“Besteira”, o coveiro
O nome da figura é Davino Roberto da Silva, conhecido por “Besteira”. Conheço desde criança. Quando jovem, tinha a mania de acompanhar enterro, mesmo de pessoas desconhecidas. De tanto gostar de enterro, acabou como auxiliar de coveiro em Itabaiana, pretendendo subir na profissão, chegar ao cargo de coveiro chefe, aquele que é mais poderoso do que o juiz: prendeu, ninguém solta.
“Besteira” é uma pessoa super simples e bem humorada, muito divertida. Quando eu trabalhava na estação ferroviária do Triângulo, recebia todas as tardes a visita de “Besteira”, para dizer besteiras e comprar o nosso lanche. Encontrei “Besteira” besteirando pelas ruas de Itabaiana. Uma pessoa que nunca me decepcionou. Será sempre o mesmo, não sabe fingir, é ingênuo, de uma simplicidade poética.
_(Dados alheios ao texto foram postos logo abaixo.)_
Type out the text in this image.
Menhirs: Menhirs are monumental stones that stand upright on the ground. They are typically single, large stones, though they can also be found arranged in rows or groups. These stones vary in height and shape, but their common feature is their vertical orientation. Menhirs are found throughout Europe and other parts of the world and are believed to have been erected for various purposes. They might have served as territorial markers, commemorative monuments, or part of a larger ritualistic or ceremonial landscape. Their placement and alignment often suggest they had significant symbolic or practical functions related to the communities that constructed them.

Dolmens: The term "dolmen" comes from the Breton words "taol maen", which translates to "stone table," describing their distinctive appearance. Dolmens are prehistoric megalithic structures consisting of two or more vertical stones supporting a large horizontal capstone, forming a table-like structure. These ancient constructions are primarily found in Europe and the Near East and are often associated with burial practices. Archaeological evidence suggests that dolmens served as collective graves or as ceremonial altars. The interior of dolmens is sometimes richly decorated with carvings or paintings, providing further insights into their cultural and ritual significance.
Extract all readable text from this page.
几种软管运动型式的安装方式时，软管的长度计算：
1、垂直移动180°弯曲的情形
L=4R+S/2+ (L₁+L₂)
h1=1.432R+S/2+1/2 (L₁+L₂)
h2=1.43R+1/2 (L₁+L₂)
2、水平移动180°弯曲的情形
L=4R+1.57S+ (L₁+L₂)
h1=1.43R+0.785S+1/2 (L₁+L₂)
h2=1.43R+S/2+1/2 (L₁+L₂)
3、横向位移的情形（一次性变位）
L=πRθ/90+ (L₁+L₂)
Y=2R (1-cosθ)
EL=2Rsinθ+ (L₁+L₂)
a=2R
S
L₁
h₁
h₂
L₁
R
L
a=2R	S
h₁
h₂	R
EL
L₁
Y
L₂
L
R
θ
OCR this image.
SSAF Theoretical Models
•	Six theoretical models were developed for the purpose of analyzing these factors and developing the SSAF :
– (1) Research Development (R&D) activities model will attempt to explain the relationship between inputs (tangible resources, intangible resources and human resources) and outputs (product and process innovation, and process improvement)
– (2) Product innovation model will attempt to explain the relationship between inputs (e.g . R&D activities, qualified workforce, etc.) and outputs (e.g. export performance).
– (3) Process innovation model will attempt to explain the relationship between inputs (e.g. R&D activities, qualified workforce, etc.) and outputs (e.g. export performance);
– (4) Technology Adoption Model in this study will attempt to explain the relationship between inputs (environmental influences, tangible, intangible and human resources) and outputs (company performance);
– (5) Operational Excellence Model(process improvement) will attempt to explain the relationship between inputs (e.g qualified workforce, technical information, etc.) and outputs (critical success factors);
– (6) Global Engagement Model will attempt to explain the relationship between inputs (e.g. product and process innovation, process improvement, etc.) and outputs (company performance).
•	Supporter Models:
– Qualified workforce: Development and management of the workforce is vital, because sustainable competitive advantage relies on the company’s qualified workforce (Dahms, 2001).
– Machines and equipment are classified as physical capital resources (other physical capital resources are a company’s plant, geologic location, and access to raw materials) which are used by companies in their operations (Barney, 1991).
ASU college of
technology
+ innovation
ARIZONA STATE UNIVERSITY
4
A vida é feita de escolhas. A de “Besteira” foi amar o cemitério e os rituais da morte. Reparo no aspecto abatido, corpo gorducho do antes franzino “Besteira”. O contentamento é o mesmo. Nunca foi visto denotando tristeza ou raiva.
Augusto dos Anjos escreveu: “Amo o coveiro, este ladrão comum que arrasta a gente para o cemitério! A morte, esse danado número Um, Que matou Cristo e que matou Tibério”. E vai matar “Besteira” um dia desses. Será, enfim, o ápice de sua vida. O melhor momento de sua existência, quando finalmente descansará dentro do caixão de pobre, num canto qualquer do campo santo, covão escavado por antecedência pelo próprio “Besteira”.
Davino Roberto da Silva, nosso “Besteira”, nunca bebeu nem fumou, dizem que ainda continua donzelo. Os únicos prazeres: enterrar defuntos, comer e dizer graçolas infantis pelas ruas. Aquele que nunca muda o humor, jamais teve um momento de raiva. Quando morrer, vai entrar no céu igual a Anastácia de Manuel Bandeira, sem pedir licença. Com os fundilhos sujos de terra da necrópole e um belo sorriso idiota na cara larga e gorda.